Opposé à l'expérimentation des cours criminelles départementales lorsqu'il était avocat, Eric Dupond-Moretti, devenu ministre, va désormais défendre leur généralisation. — Maxime Le Pihif/SIPA
  • Expérimentées en France depuis septembre 2019 sous l’impulsion de l’ex-ministre de la Justice, Nicole Belloubet, les cours criminelles départementales pourraient être généralisées.
  • C’est ce que prévoit le projet de loi « pour la confiance dans l’institution judiciaire », qui débattu cette semaine par les députés de l’Assemblée nationale.
  • Malgré de premiers retours relativement positifs, la généralisation de ces cours criminelles soulève toujours des inquiétudes, en particulier chez les avocats.

L’archive fait particulièrement mal. Dans cette interview d’Eric Dupond-Moretti datée du 6 juin 2020, l’avocat s’insurge contre une éventuelle généralisation des cours criminelles départementales (CCD) sans jurés populaires, à la différence des cours d’assises. « C’est de la folie ! C’est de l’hypocrisie totale […]. Ils veulent de l’entre-soi », tempêtait le pénaliste sur le plateau de l’émission On n’est pas couché. Un an plus tard, sous sa nouvelle casquette de ministre de la Justice, Eric Dupond-Moretti va défendre devant la représentation nationale ce projet qu’il fustigeait tant.

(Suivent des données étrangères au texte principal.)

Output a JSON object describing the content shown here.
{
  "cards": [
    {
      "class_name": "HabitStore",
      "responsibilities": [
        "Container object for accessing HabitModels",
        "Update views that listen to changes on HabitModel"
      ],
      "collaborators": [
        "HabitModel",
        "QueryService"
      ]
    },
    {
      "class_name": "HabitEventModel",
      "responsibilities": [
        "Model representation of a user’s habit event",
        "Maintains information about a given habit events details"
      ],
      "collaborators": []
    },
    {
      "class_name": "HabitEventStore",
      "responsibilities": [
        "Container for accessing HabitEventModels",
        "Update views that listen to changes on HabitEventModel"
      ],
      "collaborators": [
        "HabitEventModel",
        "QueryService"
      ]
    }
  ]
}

Ce mardi et jusqu’à la fin de la semaine, les députés vont examiner son projet de loi « pour la confiance dans l’institution judiciaire ». Le texte, particulièrement dense, prévoit de pérenniser ces nouvelles cours criminelles  expérimentées depuis septembre 2019 dans plusieurs départements. Malgré des retours plutôt positifs du côté des professionnels concernés et des chiffres encourageants transmis par la Chancellerie, certaines inquiétudes subsistent.

Des critiques sur la forme

Que ce soit lors du lancement de l’expérimentation ou lors de la présentation de ce nouveau projet de loi, le gouvernement n’a jamais caché son intention : il faut gagner du temps, de l’argent et désengorger les cours d’assises. Seules juridictions habilitées jusqu’ici à juger les viols, les meurtres ou les vols à main armée, les assises sont aussi un lieu d’expression de la citoyenneté. Composée de jurés populaires tirés au sort et d’un magistrat professionnel, l’audience aux assises repose sur l’oralité des débats et nécessite un temps long pour entendre les témoins, les victimes, les experts et les accusés. Un temps long qui entraîne, dans certains endroits du territoire, des délais d’audiencement de plus en plus importants.

Pour y remédier, l’exécutif veut donc multiplier ces nouvelles cours criminelles. Composées uniquement de cinq magistrats professionnels, elles sont chargées de juger en première instance des crimes punis de quinze ou vingt ans de réclusion, majoritairement des viols. À l’origine, l’expérimentation devait durer trois ans. Trois années à l’issue desquelles une évaluation du dispositif devait déterminer la poursuite ou non de l’expérience. Mais il n’en sera rien, regrette Catherine Vandier, secrétaire nationale de l’USM (Union syndicale des magistrats) : « Sur le fond, nous ne sommes pas opposés à ces cours. Mais sur la forme, on considère qu’il est prématuré de généraliser ce dispositif sans en avoir tiré toutes les conclusions. »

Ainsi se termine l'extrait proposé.